CHICAGO – Hundreds of teachers, parents and other opponents marched through downtown Wednesday to protest a plan to close 54 Chicago Public Schools as Mayor Rahm Emanuel said he's done negotiating and is moving on to the "implementation" phase.
Emanuel and schools chief Barbara Byrd-Bennett say the nation's third-largest district must close dozens of schools because CPS faces a $1 billion budget shortfall and has too many schools that are half-empty and failing academically.
Chicago Teachers Union President Karen Lewis and civil rights leader the Rev. Jesse Jackson rallied with protesters who carried signs and chanted, "Whose schools? Our schools."
Lewis called the closings "injustices" and said closing the schools isn't a done deal. Lawsuits are planned, she said.
"There are many ways that you can show that this is not over," she told the protesters, whose march filled the street and stretched a full city block. "On the first day of school you show up at your real school. Don't let these people take your school."

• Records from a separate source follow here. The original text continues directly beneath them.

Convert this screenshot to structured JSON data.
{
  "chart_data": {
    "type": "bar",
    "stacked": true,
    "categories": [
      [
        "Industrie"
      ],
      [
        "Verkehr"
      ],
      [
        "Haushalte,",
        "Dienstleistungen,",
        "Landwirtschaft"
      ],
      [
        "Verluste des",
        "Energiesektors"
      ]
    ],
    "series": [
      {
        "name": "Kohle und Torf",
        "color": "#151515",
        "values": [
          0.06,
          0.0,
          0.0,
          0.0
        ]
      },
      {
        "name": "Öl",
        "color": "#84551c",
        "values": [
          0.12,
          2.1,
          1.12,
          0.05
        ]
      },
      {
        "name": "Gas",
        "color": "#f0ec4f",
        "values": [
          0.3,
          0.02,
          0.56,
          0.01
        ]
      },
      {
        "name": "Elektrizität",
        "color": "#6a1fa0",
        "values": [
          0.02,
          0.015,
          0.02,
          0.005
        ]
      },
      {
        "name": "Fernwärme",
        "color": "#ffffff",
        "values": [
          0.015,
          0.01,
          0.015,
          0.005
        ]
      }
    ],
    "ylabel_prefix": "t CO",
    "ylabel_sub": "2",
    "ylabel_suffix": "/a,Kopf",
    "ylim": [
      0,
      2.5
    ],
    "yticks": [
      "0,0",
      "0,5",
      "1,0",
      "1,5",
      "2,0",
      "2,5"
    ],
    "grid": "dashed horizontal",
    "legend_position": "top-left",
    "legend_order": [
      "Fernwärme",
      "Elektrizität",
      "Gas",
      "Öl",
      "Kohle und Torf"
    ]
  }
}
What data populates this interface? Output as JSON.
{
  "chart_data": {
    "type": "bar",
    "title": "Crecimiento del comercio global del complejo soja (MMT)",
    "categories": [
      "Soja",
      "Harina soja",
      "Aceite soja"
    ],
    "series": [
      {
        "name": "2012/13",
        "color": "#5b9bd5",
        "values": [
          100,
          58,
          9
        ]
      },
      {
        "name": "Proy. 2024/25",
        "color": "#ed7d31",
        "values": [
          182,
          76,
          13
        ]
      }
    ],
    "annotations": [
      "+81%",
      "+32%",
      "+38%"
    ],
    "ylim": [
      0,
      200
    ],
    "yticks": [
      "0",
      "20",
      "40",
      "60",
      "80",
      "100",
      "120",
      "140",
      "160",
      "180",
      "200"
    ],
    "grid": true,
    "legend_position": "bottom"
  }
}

Retired teacher Gloria Warner, 62, has two grandchildren who attend Chicago Public Schools. She sat in the street, arm-in-arm with other protesters.
"We need the mayor and CPS to invest in our schools, not take them away," she said. "We need our schools for the safety of our children."
CPS and the mayor say the closings will save the district $560 million over 10 years in capital costs and an additional $43 million per year in operating costs. About 30,000 students – almost all of them in Kindergarten to eighth grade – would be affected.
A group of Chicago ministers also went to City Hall on Wednesday to deliver a letter asking Emanuel to halt the plan.
At a press conference on an unrelated topic Wednesday, the mayor said he and Byrd-Bennett already are working out how to carry through on a pledge that every child who is moved ends up at a higher quality school. He said the closings already have been delayed too long.
"Keeping open a school that is falling short year-in and year-out means we haven't done what we are responsible for; not what our parents did for us and what we owe every child in the city of Chicago," Emanuel said.
Critics say the closings disproportionately affect minority neighborhoods and will uproot kids who need a stable and familiar environment in which to learn. They also worry that students will have to cross gang lines to get to a new school, and that the vacated buildings will be blight on already struggling communities.
They will get another chance to argue their case at a series of public meetings that will be scheduled in coming weeks, though the Chicago Board of Education – whose members are all appointed by Emanuel – is expected to approve the plan in late May.
The closings would take effect beginning with the start of the 2013-2014 school year.